The House of the Devil (2009)
Rated R for some bloody violence
Score: 4 out of 5
The House of the Devil was "elevated horror" before that term even existed, back in the late 2000s when the horror genre was still dominated by sexy, hyper-stylized remakes on one hand and down-and-dirty torture porn on the other. Specifically, it was Ti West doing an early, smaller-scale version of his later trilogy of X, Pearl, and MaXXXine, only instead of the slashers and giallos of the '70s and '80s, here he's homaging the supernatural and religious horror of that era, in particular the "Satanic Panic" flicks in which devil-worshiping cults terrorized the good, God-fearing people of America. It's a film that's not only set in the '80s but feels like it could've been made in the '80s as well, between the use of period details and film grain to make it look like an older film, an opening card playing up a "based on a true story" conceit designed to get you to think that this sort of thing actually happens for real, and most importantly, a slow-burn feel rooted in an older period of horror when filmmakers could take it for granted that audiences had longer attention spans. There's not really much more to it than an affectionate pastiche of the movies that West grew up on as a kid, and it doesn't feel quite so revolutionary watching it in 2024 after we've had a whole generation of horror movies with similar influences on their minds, but it remains an effective "mumblecore" chiller anchored by both West's lo-fi flair and a great performance by Jocelin Donahue.
The plot is a simple one. Samantha Hughes is a college student who, in order to pay her rent (just $300 a month!), takes a job as a babysitter that sounds too good to be true: watch over a man's elderly mother for four hours. Her friend Megan tries to warn her that the job sounds sketchy as hell, but Samantha isn't gonna pass up such an easy paycheck. Much of the first hour is spent simply following Samantha's day-to-day life and, later, her time alone in the house, and West spends this time slowly ratcheting up the tension (especially with one moment of sudden, brutal violence) but always keeping it at a low-to-medium simmer where it's easy to buy how oblivious Samantha is to the growing danger she's in. Jocelin Donahue as Samantha made for a likable and convincing heroine, somebody who manages to quickly fight back once she realizes what's going on but also somebody who, even as she starts to suspect that Megan might have been right about this job, clearly doesn't have her guard up before then. Sure, the fact that they didn't tell her all the details of the job and who she was actually caring for until she got there is kinda weird, but $400 in '80s money to spend four hours sitting around someone's place while the person you've been hired to take care of is just sleeping upstairs? I wouldn't pass that up either. While the film is mostly a one-woman show for Donahue, she's surrounded by a great supporting cast too, with Tom Noonan and Mary Woronov playing the couple who own the home that Samantha is staying at and giving off the requisite creepy vibes, and Greta Gerwig (back when she was mostly an actress who had only just dipped her toes into working behind the camera) making for a likable, level-headed presence as Megan, the friend who tries to warn Samantha off from the job.

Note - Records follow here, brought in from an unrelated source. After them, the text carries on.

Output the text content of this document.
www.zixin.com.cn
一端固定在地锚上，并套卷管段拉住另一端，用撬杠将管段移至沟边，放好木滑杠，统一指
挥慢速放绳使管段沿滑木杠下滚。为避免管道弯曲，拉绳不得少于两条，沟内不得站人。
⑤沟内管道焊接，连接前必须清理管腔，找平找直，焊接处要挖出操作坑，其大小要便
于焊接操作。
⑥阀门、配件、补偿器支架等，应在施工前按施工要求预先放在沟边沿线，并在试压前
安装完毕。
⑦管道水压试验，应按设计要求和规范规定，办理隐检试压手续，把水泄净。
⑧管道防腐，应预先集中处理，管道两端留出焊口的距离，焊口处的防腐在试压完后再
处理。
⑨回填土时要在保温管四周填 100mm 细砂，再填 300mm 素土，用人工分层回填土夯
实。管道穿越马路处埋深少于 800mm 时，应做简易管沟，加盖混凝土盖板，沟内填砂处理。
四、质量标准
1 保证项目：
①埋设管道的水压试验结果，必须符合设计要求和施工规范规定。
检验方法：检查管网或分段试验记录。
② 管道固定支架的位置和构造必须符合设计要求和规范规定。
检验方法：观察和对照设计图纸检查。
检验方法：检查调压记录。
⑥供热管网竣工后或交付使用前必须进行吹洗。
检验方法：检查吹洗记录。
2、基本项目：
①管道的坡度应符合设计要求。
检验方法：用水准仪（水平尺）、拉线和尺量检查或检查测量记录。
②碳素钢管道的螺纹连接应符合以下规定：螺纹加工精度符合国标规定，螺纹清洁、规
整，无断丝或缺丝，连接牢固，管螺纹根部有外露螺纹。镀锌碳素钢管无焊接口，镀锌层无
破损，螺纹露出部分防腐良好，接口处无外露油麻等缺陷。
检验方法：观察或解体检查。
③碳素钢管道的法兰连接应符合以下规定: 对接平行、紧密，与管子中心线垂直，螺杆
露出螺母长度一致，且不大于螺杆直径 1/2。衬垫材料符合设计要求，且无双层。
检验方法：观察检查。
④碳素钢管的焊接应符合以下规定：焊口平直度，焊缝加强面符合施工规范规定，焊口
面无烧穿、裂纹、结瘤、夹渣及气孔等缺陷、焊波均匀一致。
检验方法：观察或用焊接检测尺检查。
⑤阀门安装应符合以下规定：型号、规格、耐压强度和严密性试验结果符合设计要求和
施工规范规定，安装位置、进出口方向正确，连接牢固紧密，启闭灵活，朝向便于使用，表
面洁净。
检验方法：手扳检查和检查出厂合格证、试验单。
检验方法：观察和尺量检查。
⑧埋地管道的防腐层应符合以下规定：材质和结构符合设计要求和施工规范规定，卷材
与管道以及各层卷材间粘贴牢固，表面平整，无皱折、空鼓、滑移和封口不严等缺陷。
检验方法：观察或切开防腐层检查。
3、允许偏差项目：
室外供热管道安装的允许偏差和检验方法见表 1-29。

As for the story, it's a movie about a Satanic cult doing Satanic cult stuff to an innocent young woman, and if you know the first thing about what people believed about "Satanic ritual abuse" back in the day, then not much here is really gonna surprise you. If you squint, you could maybe read something into the ending and draw comparisons between how the cult views fertile women as little more than breeding stock and the views towards women that many fundamentalist Christians who promoted the Satanic Panic harbored, but I wouldn't really call that an intentional message on the film's part. All I can really say is that Ti West shot the hell out of this movie. He clearly loves '70s and '80s horror movies, and he not only does an excellent job replicating their aesthetics but, more importantly, recapturing what made the best of them so scary, letting us know early on that Samantha is in trouble but always keeping it in the background so we can only wait in anticipation for it. While it saves most of the big horror sequences for the third act, the film's brisk runtime otherwise flies by a lot faster than I would've expected for a "slow burn" like this that saves the best for last. It waits before it gets to "the goods," but once it gets there, it is intense.
The Bottom Line
Not much else to say, really. It's a simple movie that does what it sets out to do pretty damn well, and there's a reason why it was Ti West's big breakthrough. Check it out if you're in the mood for an old-school devil flick.